First, I looked to see if the company was still in business. I know that having a RAZR was pretty cool in college, but that was a long time ago. Apple still made computers for NERDS back then.
It is. Motorola is still making phones and other electronics for consumers and businesses.
But maybe they're just not sponsoring things anymore, right? After all, when companies hit tough times, they tend to cut marketing and advertising first. Was Motorola still laying out marketing $$$?
They are. They were the 16th biggest spender in the US for corporate marketing sponsorships in 2011, and just signed Bubba Watson to an endorsement deal right before The Masters this year.
So Motorola is still in business. And they're still spending $$$ on marketing?
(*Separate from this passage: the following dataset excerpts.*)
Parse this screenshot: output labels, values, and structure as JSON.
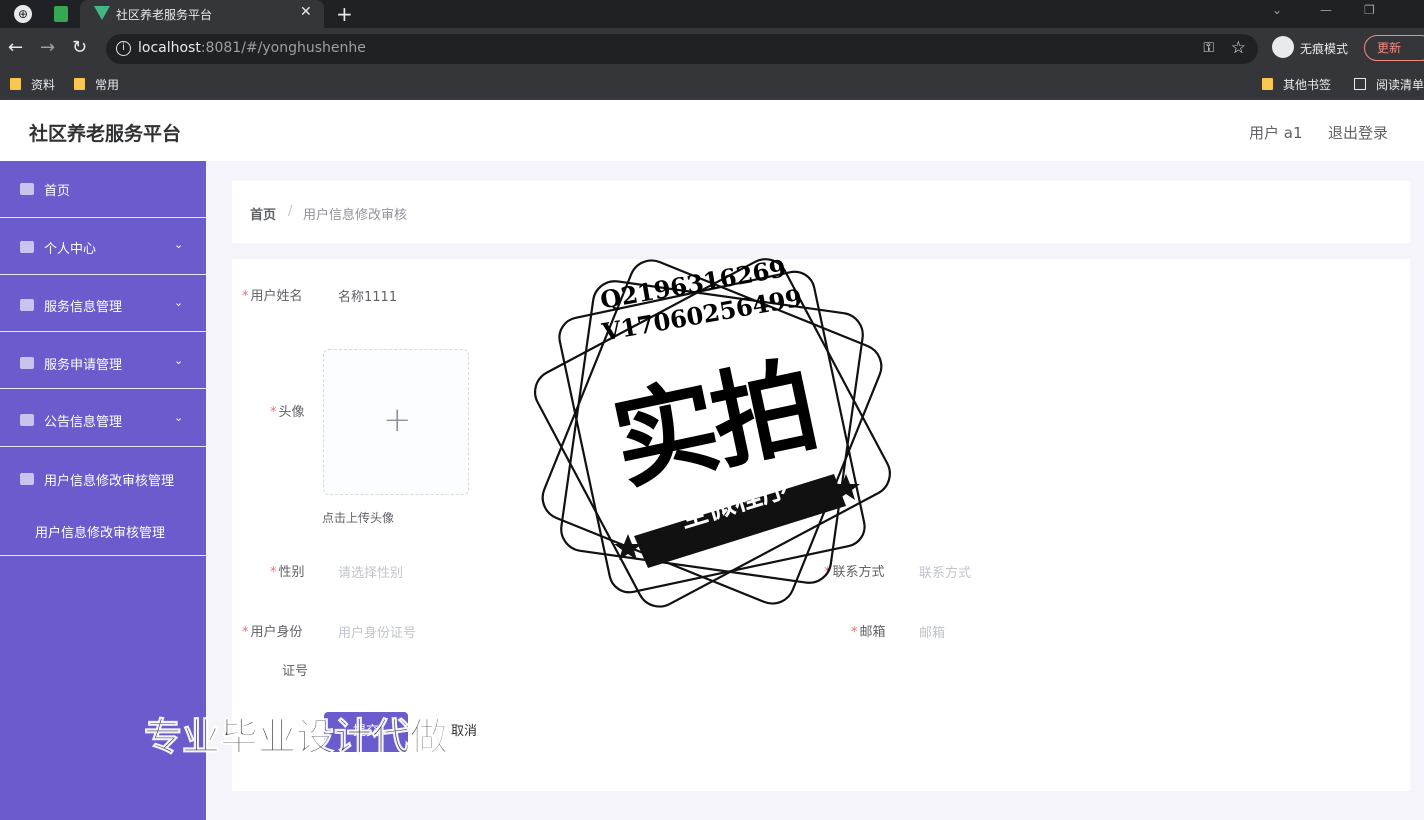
{
  "browser": {
    "tab_title": "社区养老服务平台",
    "url_host": "localhost",
    "url_rest": ":8081/#/yonghushenhe",
    "incognito_label": "无痕模式",
    "update_label": "更新",
    "bookmarks": [
      {
        "label": "资料"
      },
      {
        "label": "常用"
      }
    ],
    "other_bookmarks": "其他书签",
    "reading_list": "阅读清单"
  },
  "header": {
    "title": "社区养老服务平台",
    "user": "用户 a1",
    "logout": "退出登录"
  },
  "sidebar": {
    "items": [
      {
        "label": "首页",
        "icon": "home-icon"
      },
      {
        "label": "个人中心",
        "icon": "user-icon"
      },
      {
        "label": "服务信息管理",
        "icon": "list-icon"
      },
      {
        "label": "服务申请管理",
        "icon": "clipboard-icon"
      },
      {
        "label": "公告信息管理",
        "icon": "list-icon"
      },
      {
        "label": "用户信息修改审核管理",
        "icon": "user-icon"
      }
    ],
    "submenu": {
      "label": "用户信息修改审核管理"
    }
  },
  "breadcrumb": {
    "home": "首页",
    "separator": "/",
    "current": "用户信息修改审核"
  },
  "form": {
    "username_label": "用户姓名",
    "username_value": "名称1111",
    "avatar_label": "头像",
    "upload_tip": "点击上传头像",
    "gender_label": "性别",
    "gender_placeholder": "请选择性别",
    "contact_label": "联系方式",
    "contact_placeholder": "联系方式",
    "id_label_line1": "用户身份",
    "id_label_line2": "证号",
    "id_placeholder": "用户身份证号",
    "email_label": "邮箱",
    "email_placeholder": "邮箱",
    "submit_label": "提交",
    "cancel_label": "取消"
  },
  "watermark": {
    "qq": "Q2196316269",
    "wechat": "V17060256499",
    "big_text": "实拍",
    "ribbon_text": "全微程序",
    "bottom_text": "专业毕业设计代做"
  },
  "colors": {
    "accent": "#6a5ccc",
    "required": "#f56c6c"
  }
}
Then I'm confident in what I'm about to say next:
Motorola might be the dumbest company operating in America.
I spent Sunday watching the Red Zone channel. You want to know just how many times the coaches were shown?
Every play. That's how much. Every. Single. Play.
I started to try and count how many shots of coaches' faces were shown to make this piece more scientific. I quit because I should have been counting how many plays where the coaches weren't shown.
Try it next Sunday. It's like a laugh track. You can't ignore it once you've started to notice it.
Back to the Motorola people, though. How much exposure are they missing out on?
Some back-of-the-napkin math:
50 plays per game (conservatively) where the coach is shown with a logo on his mouth or ear or both. Times 16 games per week. Equals 800 shots.
Let's put those shots at three seconds per exposure (conservatively) and that equals about 2,400 seconds of exposure... in just the regular season.
Remember that this is in every game, every week, every market, in the most-watched live event on TV. So very roughly, you're reaching 25 million people each week through SNF, MNF and the regional CBS/FOX games. That's 400 million impressions (conservatively) that Motorola has passed on.
So, so dumb.
Worse—Nobody else wanted to buck up and put their logo on those headsets? We've got corporations paying millions of dollars to get their names on practice jerseys, but the headsets are the one thing the NFL can't sell? It's expensive, no doubt... but it's expensive because there is so much down time in football and the coaches are the only faces that aren't behind a mask.
I'm not sure why this bothers me so much. I have an iPhone. I wouldn't really consider a Motorola product at this point. Still, it seems bizarre to me that I'm the only one that's talking about this. You guys have noticed this, right? Motorola crapped the bed on this one.
But some marketing person in some meeting in some building somewhere saw the $40 million Motorola was spending in marketing on headsets and made a case to cut it out after 13 years.
That person has never been an NFL fan.
And if they become one, they'll probably want to quit Motorola for giving up the most unavoidable product placement in the history of sports.
Hell, probably in the history of TV.